Why we need more female monsters like Lydia Tár

Cate Blanchett’s fierce composer is a proxy for all the rage I’m not allowed, as a middle-aged woman, to express.

By Rachel Cooke

I can’t remember the last time a movie divided opinion as Tár has. When I saw it – at the Barbican, in the City of London, where audiences tend to be on the committed side – a couple in the row behind me noisily walked out after an hour. On social media, men insist Todd Field’s award-winning film – about the fall of a renowned composer and conductor, Lydia Tár, played by Cate Blanchett – is just so much pretentious, culture war dross; in the New York Review of Books, Zadie Smith’s awestruck scene-by-scene anatomisation runs to thousands of words and comes with footnotes. Does Tár set back the cause of women in classical music? Marin Alsop, the American conductor, believes that it does. But her colleague Natalie Murray Beale, who trained Cate Blanchett for the role, disagrees.

For my part, I can’t, and won’t, rewrite my response to it. There in the dark, I was exhilarated, afraid, shocked, admiring, amazed, annoyed and amused; even my occasional boredom was weirdly fervent. Is Lydia Tár dislikeable? I understand that she might be; that it’s possible to see her as a fiend. But dislike was one thing I did not feel. At this point, I’m down with fiends. When it comes to art, we need more of them. The dread words “relatable” and “resonant” are still chewing away at creativity, like mice gnawing cables; if this is allowed to go on, said cables will soon transmit no electricity at all. When people scoff, de haut en bas, at the scene in which Tár and a student argue about JS Bach (the student says his “misogynistic life” rules out the music), I can only wonder where they’ve been living. In a wood-panelled room with no internet? Of course it’s simplistic. But I’ve also spent years researching a book about all this. Believe me when I tell you that almost as many people take such arguments seriously as know The Well-Tempered Clavier backwards.
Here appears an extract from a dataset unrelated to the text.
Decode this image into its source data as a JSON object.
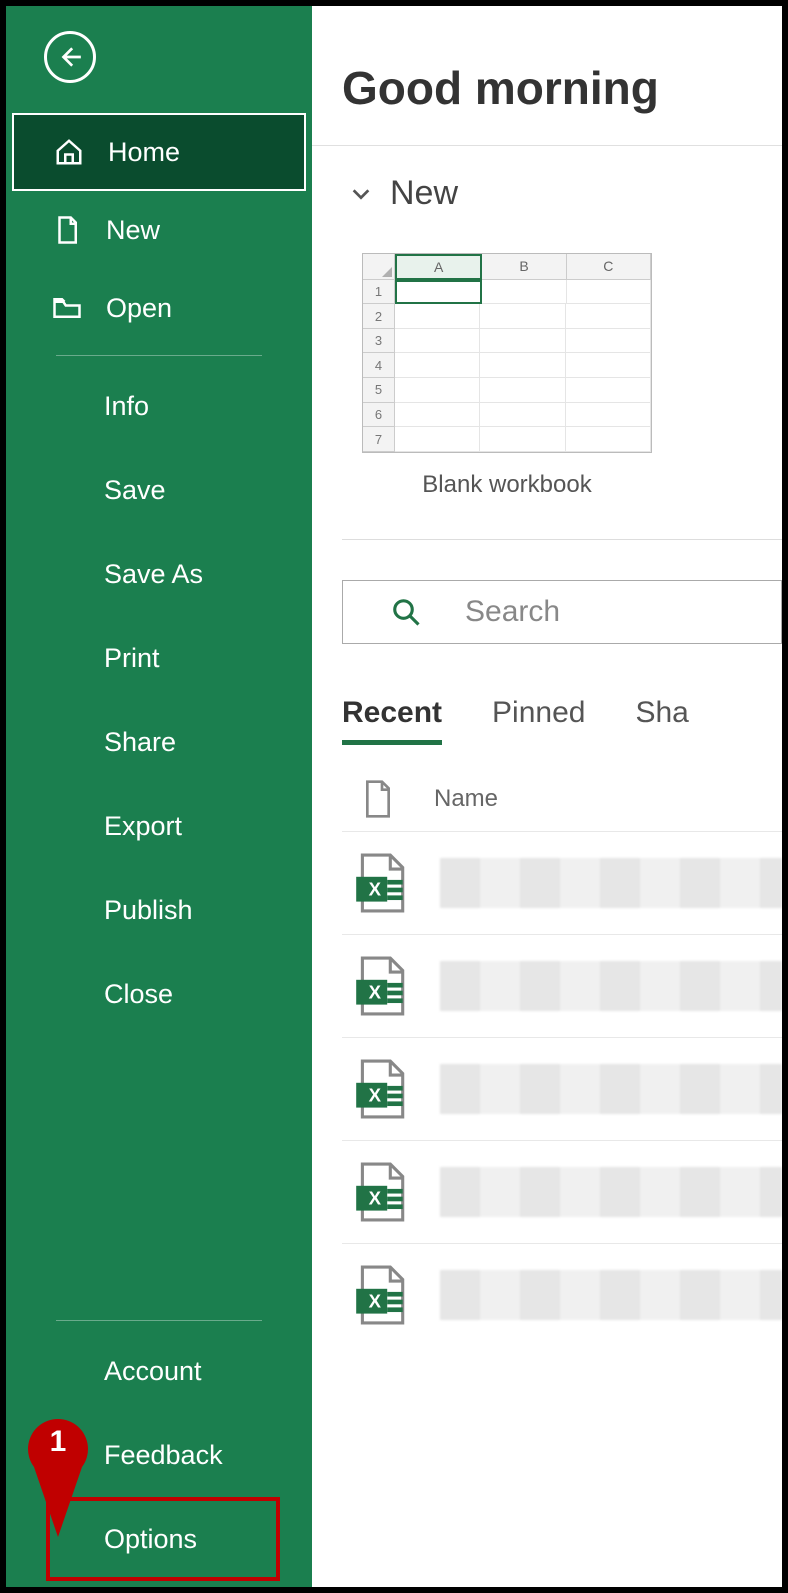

In the end, though, my response to Tár had less to do with Art Monsters (copyright: Jenny Offill) than with the feeling that here was a proxy for all the rage I’m not allowed, as a middle-aged woman, to express. It was physical, really. Cate Blanchett is the same age as me, and there she was, filling up the screen: taking her place, the opposite of invisible. I gaped enviously at her white shirts and her bespoke suits; the poured concrete of her apartment; the pad across town kept, it is implied, for extra-marital sex; the workaholic tendencies; the naked pride in her talent. I recognised her mid-life crisis, the metronome ticking for women as it never does for men. I laughed darkly to myself when a colleague she humiliates, previously so obsequious, spewed out his male hatred. How easily it came to him, coiled inside all the time.
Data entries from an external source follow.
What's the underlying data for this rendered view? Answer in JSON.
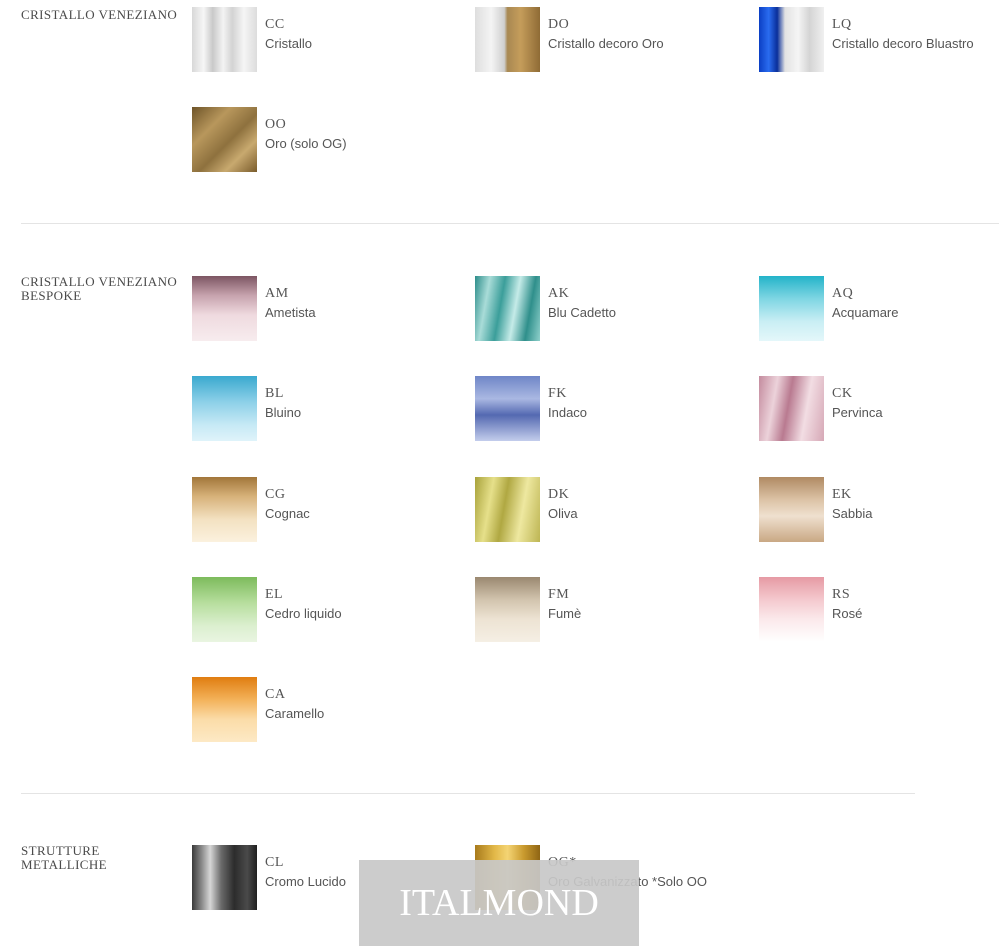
{
  "sections": [
    {
      "title": "CRISTALLO VENEZIANO",
      "items": [
        {
          "code": "CC",
          "name": "Cristallo",
          "swatch_icon": "clear-glass-swatch"
        },
        {
          "code": "DO",
          "name": "Cristallo decoro Oro",
          "swatch_icon": "clear-gold-glass-swatch"
        },
        {
          "code": "LQ",
          "name": "Cristallo decoro Bluastro",
          "swatch_icon": "clear-blue-glass-swatch"
        },
        {
          "code": "OO",
          "name": "Oro (solo OG)",
          "swatch_icon": "gold-glass-swatch"
        }
      ]
    },
    {
      "title": "CRISTALLO VENEZIANO BESPOKE",
      "items": [
        {
          "code": "AM",
          "name": "Ametista",
          "swatch_icon": "amethyst-glass-swatch"
        },
        {
          "code": "AK",
          "name": "Blu Cadetto",
          "swatch_icon": "cadet-blue-glass-swatch"
        },
        {
          "code": "AQ",
          "name": "Acquamare",
          "swatch_icon": "aquamarine-glass-swatch"
        },
        {
          "code": "BL",
          "name": "Bluino",
          "swatch_icon": "light-blue-glass-swatch"
        },
        {
          "code": "FK",
          "name": "Indaco",
          "swatch_icon": "indigo-glass-swatch"
        },
        {
          "code": "CK",
          "name": "Pervinca",
          "swatch_icon": "periwinkle-glass-swatch"
        },
        {
          "code": "CG",
          "name": "Cognac",
          "swatch_icon": "cognac-glass-swatch"
        },
        {
          "code": "DK",
          "name": "Oliva",
          "swatch_icon": "olive-glass-swatch"
        },
        {
          "code": "EK",
          "name": "Sabbia",
          "swatch_icon": "sand-glass-swatch"
        },
        {
          "code": "EL",
          "name": "Cedro liquido",
          "swatch_icon": "cedar-green-glass-swatch"
        },
        {
          "code": "FM",
          "name": "Fumè",
          "swatch_icon": "smoke-glass-swatch"
        },
        {
          "code": "RS",
          "name": "Rosé",
          "swatch_icon": "rose-glass-swatch"
        },
        {
          "code": "CA",
          "name": "Caramello",
          "swatch_icon": "caramel-glass-swatch"
        }
      ]
    },
    {
      "title": "STRUTTURE METALLICHE",
      "items": [
        {
          "code": "CL",
          "name": "Cromo Lucido",
          "swatch_icon": "chrome-metal-swatch"
        },
        {
          "code": "OG*",
          "name": "Oro Galvanizzato *Solo OO",
          "swatch_icon": "gold-metal-swatch"
        }
      ]
    }
  ],
  "watermark": "ITALMOND",
  "colors": {
    "text": "#555555",
    "divider": "#e4e4e4",
    "watermark_bg": "#c8c8c8"
  }
}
In the scene when Tár storms the stage to wrest her precious annotated score from the man who has stolen it – a violent scene that is none the less powerful for being (perhaps) a fantasy – I felt a fierce combination of rage and satisfaction course through my body. I know, I know. She shouldn’t have kicked and punched him. But he had taken something from her: a hard-won thing. All you men who think Tár is pretentious: your problem is perhaps that you have never had to sit quietly while others steal your ideas; talk over you, as if you did not exist. You are listened to. The baton is always in your hand.